1.[1] Josaphat laissa nombre d’enfants et désigna pour son successeur l’aîné, Joram, qui avait le même nom que le père de sa femme, le roi des Israélites, fils d’Achab. De retour de la Moabitide à Samarie, le roi des Israélites emmenait avec lui le prophète Élisée, dont je veux relater les actions, qui sont éclatantes et mémorables, telles que nous en avons pris connaissance dans les Saints Livres.

[1] I Rois, XXII, 51 ; II Chroniques, XXI, 1.

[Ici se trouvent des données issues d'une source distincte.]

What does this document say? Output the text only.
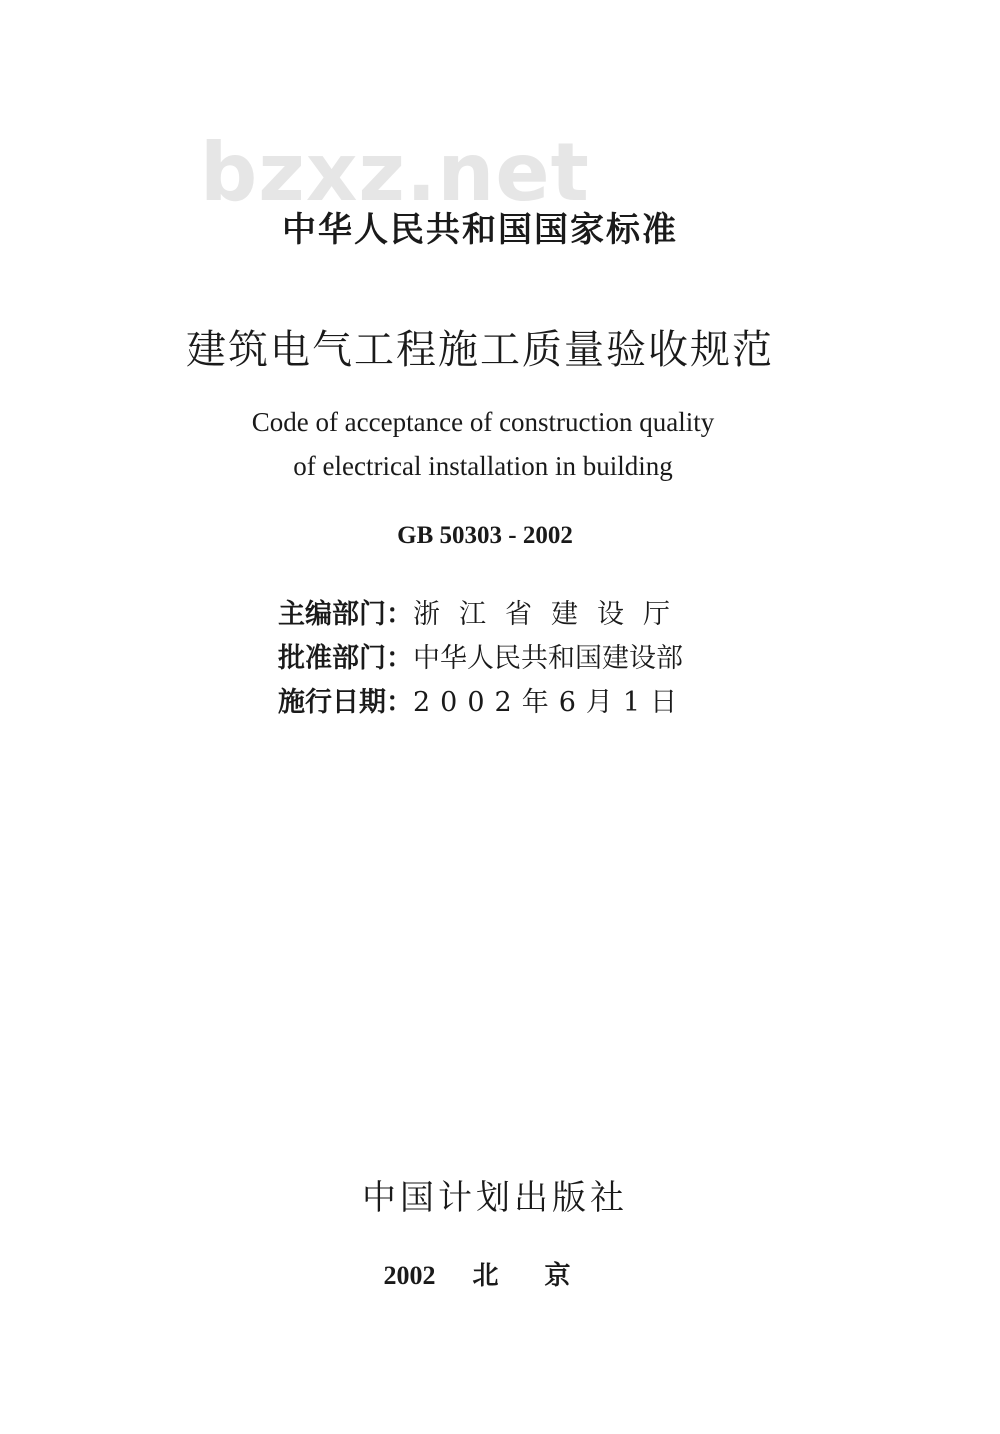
bzxz.net
中华人民共和国国家标准
建筑电气工程施工质量验收规范
Code of acceptance of construction quality
of electrical installation in building
GB 50303 - 2002
主编部门： 浙江省建设厅
批准部门： 中华人民共和国建设部
施行日期： 2002年6月1日
中国计划出版社
2002 北京
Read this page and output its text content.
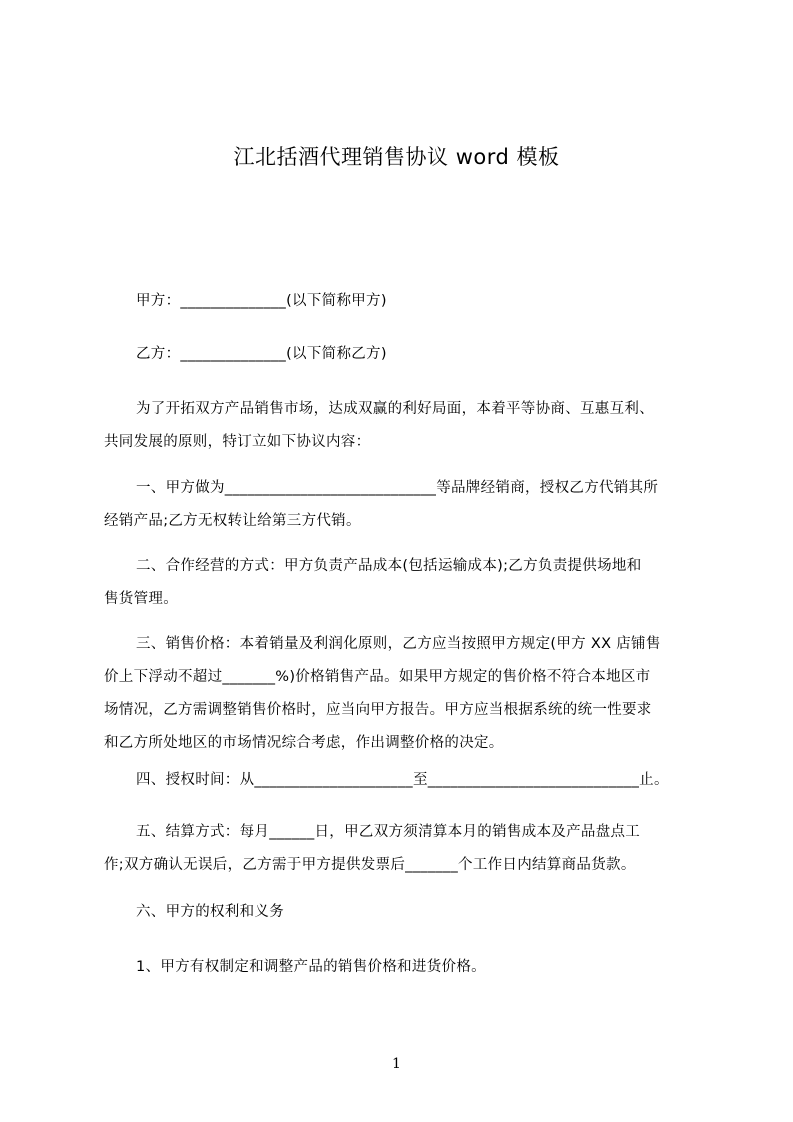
江北括酒代理销售协议 word 模板
甲方：______________(以下简称甲方)
乙方：______________(以下简称乙方)
为了开拓双方产品销售市场，达成双赢的利好局面，本着平等协商、互惠互利、
共同发展的原则，特订立如下协议内容：
一、甲方做为____________________________等品牌经销商，授权乙方代销其所
经销产品;乙方无权转让给第三方代销。
二、合作经营的方式：甲方负责产品成本(包括运输成本);乙方负责提供场地和
售货管理。
三、销售价格：本着销量及利润化原则，乙方应当按照甲方规定(甲方 XX 店铺售
价上下浮动不超过_______%)价格销售产品。如果甲方规定的售价格不符合本地区市
场情况，乙方需调整销售价格时，应当向甲方报告。甲方应当根据系统的统一性要求
和乙方所处地区的市场情况综合考虑，作出调整价格的决定。
四、授权时间：从_____________________至____________________________止。
五、结算方式：每月______日，甲乙双方须清算本月的销售成本及产品盘点工
作;双方确认无误后，乙方需于甲方提供发票后_______个工作日内结算商品货款。
六、甲方的权利和义务
1、甲方有权制定和调整产品的销售价格和进货价格。
1
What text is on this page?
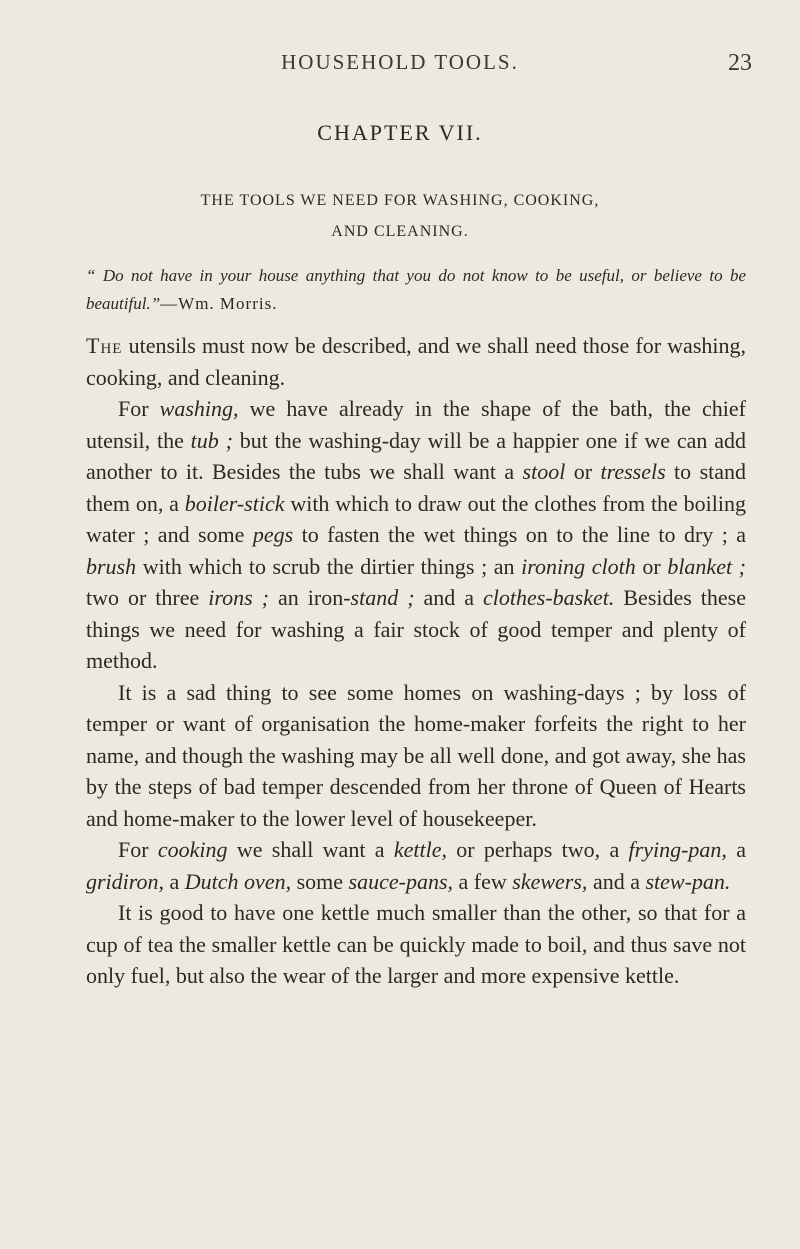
HOUSEHOLD TOOLS.	23
CHAPTER VII.
THE TOOLS WE NEED FOR WASHING, COOKING,
AND CLEANING.
“ Do not have in your house anything that you do not know to be useful, or believe to be beautiful.”—Wm. Morris.

The utensils must now be described, and we shall need those for washing, cooking, and cleaning.

For washing, we have already in the shape of the bath, the chief utensil, the tub ; but the washing-day will be a happier one if we can add another to it. Besides the tubs we shall want a stool or tressels to stand them on, a boiler-stick with which to draw out the clothes from the boiling water ; and some pegs to fasten the wet things on to the line to dry ; a brush with which to scrub the dirtier things ; an ironing cloth or blanket ; two or three irons ; an iron-stand ; and a clothes-basket. Besides these things we need for washing a fair stock of good temper and plenty of method.

It is a sad thing to see some homes on washing-days ; by loss of temper or want of organisation the home-maker forfeits the right to her name, and though the washing may be all well done, and got away, she has by the steps of bad temper descended from her throne of Queen of Hearts and home-maker to the lower level of housekeeper.

For cooking we shall want a kettle, or perhaps two, a frying-pan, a gridiron, a Dutch oven, some sauce-pans, a few skewers, and a stew-pan.

It is good to have one kettle much smaller than the other, so that for a cup of tea the smaller kettle can be quickly made to boil, and thus save not only fuel, but also the wear of the larger and more expensive kettle.
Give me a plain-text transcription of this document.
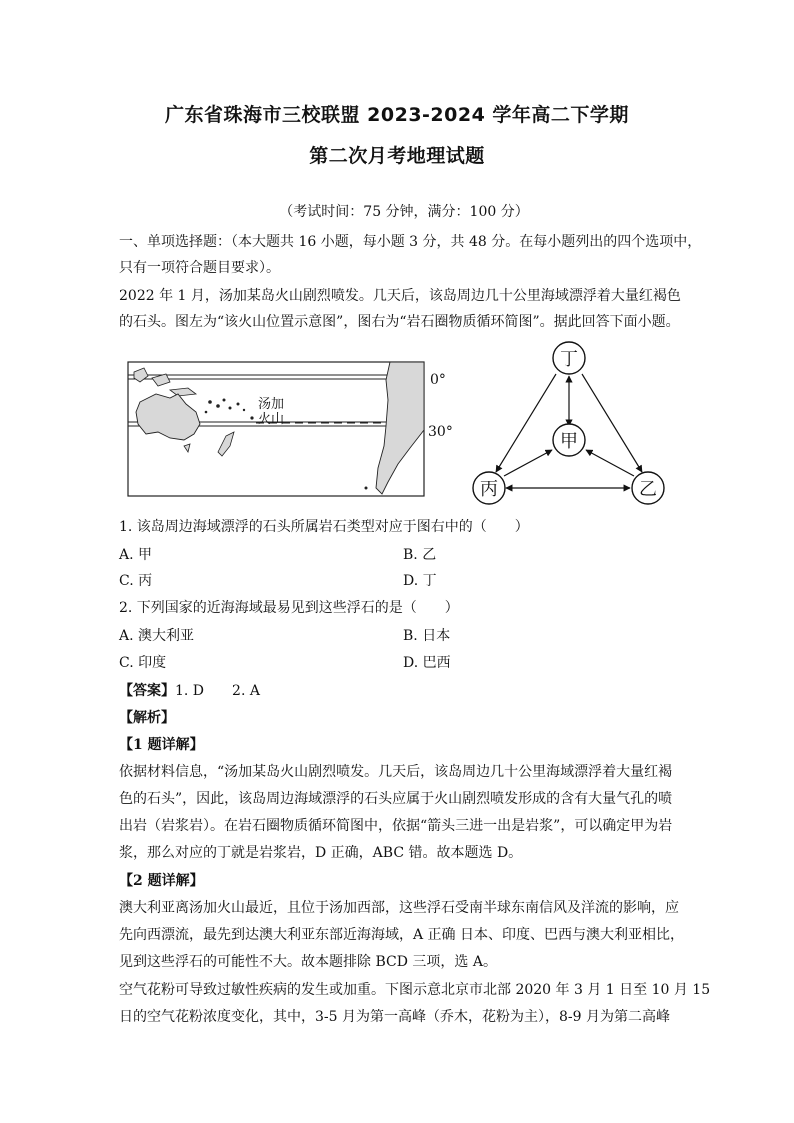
广东省珠海市三校联盟 2023-2024 学年高二下学期
第二次月考地理试题
（考试时间：75 分钟，满分：100 分）
一、单项选择题：（本大题共 16 小题，每小题 3 分，共 48 分。在每小题列出的四个选项中，
只有一项符合题目要求）。
2022 年 1 月，汤加某岛火山剧烈喷发。几天后，该岛周边几十公里海域漂浮着大量红褐色
的石头。图左为“该火山位置示意图”，图右为“岩石圈物质循环简图”。据此回答下面小题。
汤加
火山
0°
30°
丁
甲
丙	乙
1. 该岛周边海域漂浮的石头所属岩石类型对应于图右中的（　　）
A. 甲	B. 乙
C. 丙	D. 丁
2. 下列国家的近海海域最易见到这些浮石的是（　　）
A. 澳大利亚	B. 日本
C. 印度	D. 巴西
【答案】1. D　　2. A
【解析】
【1 题详解】
依据材料信息，“汤加某岛火山剧烈喷发。几天后，该岛周边几十公里海域漂浮着大量红褐
色的石头”，因此，该岛周边海域漂浮的石头应属于火山剧烈喷发形成的含有大量气孔的喷
出岩（岩浆岩）。在岩石圈物质循环简图中，依据“箭头三进一出是岩浆”，可以确定甲为岩
浆，那么对应的丁就是岩浆岩，D 正确，ABC 错。故本题选 D。
【2 题详解】
澳大利亚离汤加火山最近，且位于汤加西部，这些浮石受南半球东南信风及洋流的影响，应
先向西漂流，最先到达澳大利亚东部近海海域，A 正确 日本、印度、巴西与澳大利亚相比，
见到这些浮石的可能性不大。故本题排除 BCD 三项，选 A。
空气花粉可导致过敏性疾病的发生或加重。下图示意北京市北部 2020 年 3 月 1 日至 10 月 15
日的空气花粉浓度变化，其中，3-5 月为第一高峰（乔木，花粉为主），8-9 月为第二高峰
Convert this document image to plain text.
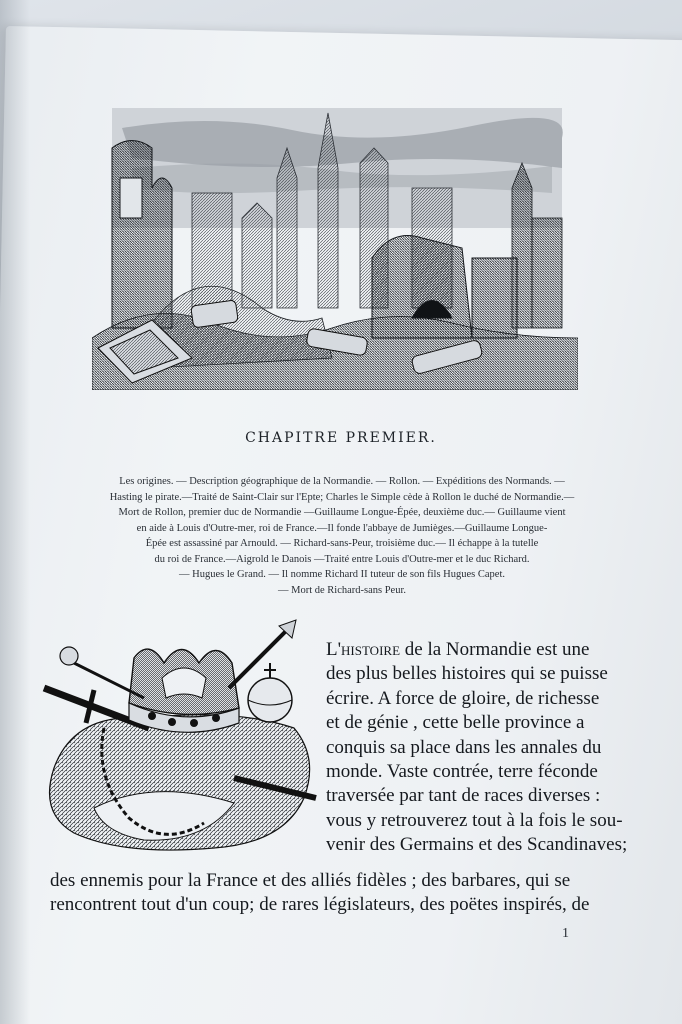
CHAPITRE PREMIER.
Les origines. — Description géographique de la Normandie. — Rollon. — Expéditions des Normands. —
Hasting le pirate.—Traité de Saint-Clair sur l'Epte; Charles le Simple cède à Rollon le duché de Normandie.—
Mort de Rollon, premier duc de Normandie —Guillaume Longue-Épée, deuxième duc.— Guillaume vient
en aide à Louis d'Outre-mer, roi de France.—Il fonde l'abbaye de Jumièges.—Guillaume Longue-
Épée est assassiné par Arnould. — Richard-sans-Peur, troisième duc.— Il échappe à la tutelle
du roi de France.—Aigrold le Danois —Traité entre Louis d'Outre-mer et le duc Richard.
— Hugues le Grand. — Il nomme Richard II tuteur de son fils Hugues Capet.
— Mort de Richard-sans Peur.
L'histoire de la Normandie est une
des plus belles histoires qui se puisse
écrire. A force de gloire, de richesse
et de génie , cette belle province a
conquis sa place dans les annales du
monde. Vaste contrée, terre féconde
traversée par tant de races diverses :
vous y retrouverez tout à la fois le sou-
venir des Germains et des Scandinaves;
des ennemis pour la France et des alliés fidèles ; des barbares, qui se
rencontrent tout d'un coup; de rares législateurs, des poëtes inspirés, de
1
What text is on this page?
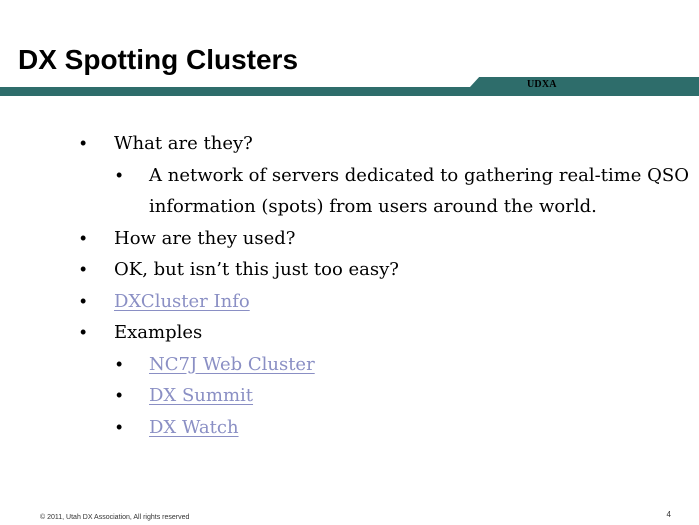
DX Spotting Clusters
UDXA
• What are they?
• A network of servers dedicated to gathering real-time QSO
information (spots) from users around the world.
• How are they used?
• OK, but isn’t this just too easy?
• DXCluster Info
• Examples
• NC7J Web Cluster
• DX Summit
• DX Watch
© 2011, Utah DX Association, All rights reserved	4
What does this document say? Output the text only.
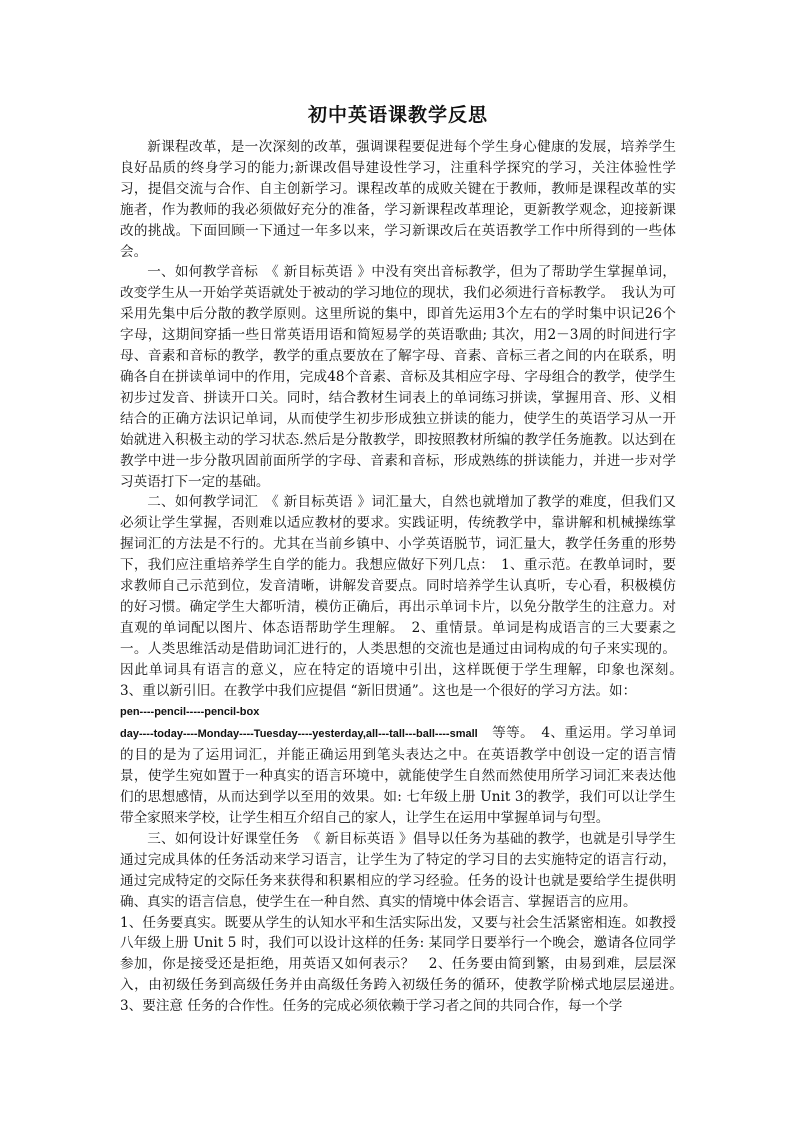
初中英语课教学反思

新课程改革，是一次深刻的改革，强调课程要促进每个学生身心健康的发展，培养学生良好品质的终身学习的能力;新课改倡导建设性学习，注重科学探究的学习，关注体验性学习，提倡交流与合作、自主创新学习。课程改革的成败关键在于教师，教师是课程改革的实施者，作为教师的我必须做好充分的准备，学习新课程改革理论，更新教学观念，迎接新课改的挑战。下面回顾一下通过一年多以来，学习新课改后在英语教学工作中所得到的一些体会。

一、如何教学音标　《 新目标英语 》中没有突出音标教学，但为了帮助学生掌握单词，改变学生从一开始学英语就处于被动的学习地位的现状，我们必须进行音标教学。　我认为可采用先集中后分散的教学原则。这里所说的集中，即首先运用3个左右的学时集中识记26个字母，这期间穿插一些日常英语用语和简短易学的英语歌曲; 其次，用2－3周的时间进行字母、音素和音标的教学，教学的重点要放在了解字母、音素、音标三者之间的内在联系，明确各自在拼读单词中的作用，完成48个音素、音标及其相应字母、字母组合的教学，使学生初步过发音、拼读开口关。同时，结合教材生词表上的单词练习拼读，掌握用音、形、义相结合的正确方法识记单词，从而使学生初步形成独立拼读的能力，使学生的英语学习从一开始就进入积极主动的学习状态.然后是分散教学，即按照教材所编的教学任务施教。以达到在教学中进一步分散巩固前面所学的字母、音素和音标，形成熟练的拼读能力，并进一步对学习英语打下一定的基础。

二、如何教学词汇　《 新目标英语 》词汇量大，自然也就增加了教学的难度，但我们又必须让学生掌握，否则难以适应教材的要求。实践证明，传统教学中，靠讲解和机械操练掌握词汇的方法是不行的。尤其在当前乡镇中、小学英语脱节，词汇量大，教学任务重的形势下，我们应注重培养学生自学的能力。我想应做好下列几点：　1、重示范。在教单词时，要求教师自己示范到位，发音清晰，讲解发音要点。同时培养学生认真听，专心看，积极模仿的好习惯。确定学生大都听清，模仿正确后，再出示单词卡片，以免分散学生的注意力。对直观的单词配以图片、体态语帮助学生理解。　2、重情景。单词是构成语言的三大要素之一。人类思维活动是借助词汇进行的，人类思想的交流也是通过由词构成的句子来实现的。因此单词具有语言的意义，应在特定的语境中引出，这样既便于学生理解，印象也深刻。　3、重以新引旧。在教学中我们应提倡 “新旧贯通”。这也是一个很好的学习方法。如：

pen----pencil-----pencil-box

day----today----Monday----Tuesday----yesterday,all---tall---ball----small　等等。　4、重运用。学习单词的目的是为了运用词汇，并能正确运用到笔头表达之中。在英语教学中创设一定的语言情景，使学生宛如置于一种真实的语言环境中，就能使学生自然而然使用所学习词汇来表达他们的思想感情，从而达到学以至用的效果。如: 七年级上册 Unit 3的教学，我们可以让学生带全家照来学校，让学生相互介绍自己的家人，让学生在运用中掌握单词与句型。

三、如何设计好课堂任务　《 新目标英语 》倡导以任务为基础的教学，也就是引导学生通过完成具体的任务活动来学习语言，让学生为了特定的学习目的去实施特定的语言行动，通过完成特定的交际任务来获得和积累相应的学习经验。任务的设计也就是要给学生提供明确、真实的语言信息，使学生在一种自然、真实的情境中体会语言、掌握语言的应用。

1、任务要真实。既要从学生的认知水平和生活实际出发，又要与社会生活紧密相连。如教授八年级上册 Unit 5 时，我们可以设计这样的任务: 某同学日要举行一个晚会，邀请各位同学参加，你是接受还是拒绝，用英语又如何表示？　2、任务要由简到繁，由易到难，层层深入，由初级任务到高级任务并由高级任务跨入初级任务的循环，使教学阶梯式地层层递进。　3、要注意 任务的合作性。任务的完成必须依赖于学习者之间的共同合作，每一个学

Élisée et la femme d’Obadias.

2.[2] On rapporte que la femme d’Obédias[3], intendant d’Achab, vint dire à Élisée : « Tu n’ignores pas que mon mari a préservé les prophètes, voués à la mort par Jézabel, femme d’Achab[4] ». Elle affirmait, en effet, qu’il en avait caché cent et les avait nourris à l’aide d’argent emprunté ; mais, à la suite de la mort de son mari, les créanciers l’emmenaient maintenant, elle et ses enfants, en servitude. Elle le suppliait donc, en mémoire de cette bonne œuvre de son mari, d’avoir pitié et de lui procurer quelque assistance. Comme Élisée lui demandait ce qui lui restait à la maison, elle répondit qu’elle ne possédait que fort peu d’huile dans une petite cruche. Le prophète l’engagea à emprunter beaucoup de vases vides à ses voisins et, après avoir fermé les portes de sa chambre, à verser dans tous ces vases de son huile : Dieu ferait en sorte de les remplir. La femme obéit et ordonna à ses enfants de lui apporter successivement tous ces vases ; après que tous furent remplis sans qu’un seul restât vide, elle court en informer le prophète. Celui-ci lui conseille d’aller vendre son huile et de payer ainsi ses dettes à ses créanciers ; il lui resterait même quelque bénéfice du prix de l’huile, qu’elle emploierait à nourrir ses enfants. C’est ainsi qu’Élisée délivra cette femme de ses dettes et la sauva de la violence des créanciers.

[2] II Rois, IV, 1.

[3] La Bible ne désigne pas cette femme comme la veuve d’Obadia (cf. livre VIII), mais comme la veuve d’un disciple des prophètes. Josèphe suit une tradition qui se retrouve dans l’aggada. Cf. Yalkout, II, n° 228 : Rabbi Manis disait : « Sans le mérite de la femme d’Obadia, les Israélites étaient perdus. »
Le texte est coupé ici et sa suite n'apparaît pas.